Warum neue Begegnungen Mut brauchen
Nach dem Ruhestand, einem Umzug oder dem Verlust eines nahestehenden Menschen kann sich der persönliche Kreis verändern. Viele Menschen erleben ähnliche Situationen, sprechen aber selten darüber. Der erste Schritt fühlt sich deshalb manchmal ungewohnt an. Er muss nicht groß sein: ein Gespräch im Hausflur, ein regelmäßiger Kurs oder ein offenes Treffen genügt als Anfang.
Gemeinsame Interessen verbinden
Kontakte entwickeln sich leichter, wenn bereits ein gemeinsames Thema vorhanden ist. In Kursen und Gruppen entsteht Gesprächsstoff ganz von selbst.
- Wander-, Rad- und Spaziergruppen
- Chöre, Tanzgruppen und Theatervereine
- Spieleabende, Lesekreise und Handarbeitstreffs
- Gemeinschaftsgärten und Reparaturcafés
- Sprachkurse und digitale Lerntreffs
- Kirchengemeinden und Nachbarschaftszentren
Ehrenamt als sinnvolle Verbindung
Wer Zeit und Erfahrung einbringen möchte, findet im Ehrenamt eine Aufgabe mit regelmäßigem Austausch. Möglich sind Besuchsdienste, Lesepatenschaften, Unterstützung in Vereinen, Naturschutzprojekte oder Hilfe bei Tafeln und Kulturveranstaltungen.

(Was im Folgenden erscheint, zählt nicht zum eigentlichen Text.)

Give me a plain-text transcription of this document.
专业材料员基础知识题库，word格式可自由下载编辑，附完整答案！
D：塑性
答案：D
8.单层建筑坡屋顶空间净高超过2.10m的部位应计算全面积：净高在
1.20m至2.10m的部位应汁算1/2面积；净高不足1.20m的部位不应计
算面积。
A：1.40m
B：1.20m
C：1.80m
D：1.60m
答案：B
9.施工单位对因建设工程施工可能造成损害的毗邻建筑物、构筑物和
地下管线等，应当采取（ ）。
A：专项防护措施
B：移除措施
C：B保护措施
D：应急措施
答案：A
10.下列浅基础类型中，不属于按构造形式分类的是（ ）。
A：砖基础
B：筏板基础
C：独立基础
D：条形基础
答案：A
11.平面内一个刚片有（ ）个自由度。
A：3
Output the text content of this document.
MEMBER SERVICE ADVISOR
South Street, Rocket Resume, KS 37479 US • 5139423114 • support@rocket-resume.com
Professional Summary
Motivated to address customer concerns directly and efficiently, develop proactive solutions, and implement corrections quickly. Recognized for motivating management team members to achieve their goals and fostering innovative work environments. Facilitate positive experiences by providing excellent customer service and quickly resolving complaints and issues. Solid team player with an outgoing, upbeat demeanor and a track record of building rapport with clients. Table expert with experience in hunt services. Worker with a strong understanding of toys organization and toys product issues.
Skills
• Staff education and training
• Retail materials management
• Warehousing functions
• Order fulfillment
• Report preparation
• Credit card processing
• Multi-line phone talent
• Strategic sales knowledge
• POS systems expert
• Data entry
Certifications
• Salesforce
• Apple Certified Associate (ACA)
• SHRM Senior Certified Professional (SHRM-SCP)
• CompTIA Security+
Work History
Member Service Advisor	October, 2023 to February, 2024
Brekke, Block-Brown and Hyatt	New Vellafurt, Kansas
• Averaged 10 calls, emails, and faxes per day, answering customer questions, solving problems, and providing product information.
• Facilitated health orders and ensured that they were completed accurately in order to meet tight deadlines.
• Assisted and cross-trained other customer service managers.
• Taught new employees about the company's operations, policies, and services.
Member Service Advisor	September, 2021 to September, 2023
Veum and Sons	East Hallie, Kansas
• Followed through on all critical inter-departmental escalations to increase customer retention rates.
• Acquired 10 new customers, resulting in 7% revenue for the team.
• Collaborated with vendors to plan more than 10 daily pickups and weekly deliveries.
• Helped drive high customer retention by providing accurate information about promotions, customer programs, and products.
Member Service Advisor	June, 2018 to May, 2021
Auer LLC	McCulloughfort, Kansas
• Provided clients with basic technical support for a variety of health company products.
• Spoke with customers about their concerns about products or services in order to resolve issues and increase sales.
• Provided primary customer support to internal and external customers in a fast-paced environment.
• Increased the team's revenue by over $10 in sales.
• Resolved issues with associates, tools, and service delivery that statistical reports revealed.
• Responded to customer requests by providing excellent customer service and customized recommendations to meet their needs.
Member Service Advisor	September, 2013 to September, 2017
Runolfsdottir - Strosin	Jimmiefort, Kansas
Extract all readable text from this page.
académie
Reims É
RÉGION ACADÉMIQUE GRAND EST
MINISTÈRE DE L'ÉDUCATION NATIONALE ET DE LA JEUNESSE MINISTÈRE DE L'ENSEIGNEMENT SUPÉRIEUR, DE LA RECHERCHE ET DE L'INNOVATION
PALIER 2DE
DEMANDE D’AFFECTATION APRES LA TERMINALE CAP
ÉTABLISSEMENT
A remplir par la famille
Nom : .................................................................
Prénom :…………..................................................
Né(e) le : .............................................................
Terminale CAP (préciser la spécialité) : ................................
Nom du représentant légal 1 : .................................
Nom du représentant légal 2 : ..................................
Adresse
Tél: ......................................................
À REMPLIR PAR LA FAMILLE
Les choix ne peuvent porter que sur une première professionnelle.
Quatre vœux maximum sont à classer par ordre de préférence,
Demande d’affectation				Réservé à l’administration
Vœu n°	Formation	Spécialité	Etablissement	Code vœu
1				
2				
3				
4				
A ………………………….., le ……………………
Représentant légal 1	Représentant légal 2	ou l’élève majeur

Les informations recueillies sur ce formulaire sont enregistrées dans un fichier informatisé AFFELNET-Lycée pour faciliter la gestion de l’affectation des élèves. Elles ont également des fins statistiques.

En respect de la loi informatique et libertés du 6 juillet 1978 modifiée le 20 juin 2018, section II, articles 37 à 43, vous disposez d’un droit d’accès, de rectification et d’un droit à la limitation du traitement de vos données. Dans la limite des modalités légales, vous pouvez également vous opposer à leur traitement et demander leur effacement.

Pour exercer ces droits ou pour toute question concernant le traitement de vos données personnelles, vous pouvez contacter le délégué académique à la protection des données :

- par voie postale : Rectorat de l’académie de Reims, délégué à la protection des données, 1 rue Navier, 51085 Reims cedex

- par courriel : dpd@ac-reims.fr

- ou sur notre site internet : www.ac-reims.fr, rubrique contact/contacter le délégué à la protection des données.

Freiwilligenagenturen beraten kostenlos und vermitteln Tätigkeiten, die zu Zeitbudget und Fähigkeiten passen.
Stellen Sie eine offene, einfache Frage: „Sind Sie schon länger in dieser Gruppe?“ oder „Wie sind Sie auf dieses Angebot aufmerksam geworden?“ So entsteht ein Gespräch ohne Druck.
So wird aus einer Begegnung ein Kontakt
- Kommen Sie mehrere Male zum selben Angebot. Vertrautheit wächst durch Wiederholung.
- Merken Sie sich Namen und greifen Sie beim nächsten Treffen ein Gesprächsthema wieder auf.
- Schlagen Sie eine kleine gemeinsame Aktivität vor, etwa einen Kaffee nach dem Kurs.
- Tauschen Sie Kontaktdaten erst aus, wenn es sich für beide Seiten passend anfühlt.
- Bleiben Sie geduldig. Nicht jede Begegnung muss zu einer Freundschaft werden.
Kontakte über das Internet
Lokale Gruppen in sozialen Netzwerken, Nachbarschaftsplattformen und kommunale Portale können bei der Suche helfen. Treffen Sie unbekannte Personen zunächst an einem öffentlichen Ort, teilen Sie keine sensiblen Daten und überweisen Sie niemals Geld an neue Online-Bekanntschaften.
Anlaufstellen in Deutschland
Seniorenbüros, Mehrgenerationenhäuser, Volkshochschulen, Bibliotheken, Sportvereine und Wohlfahrtsverbände veröffentlichen lokale Programme. Auch die Gemeinde- oder Stadtverwaltung kennt häufig offene Treffs. Ein kurzer Anruf hilft, wenn Online-Informationen unübersichtlich sind.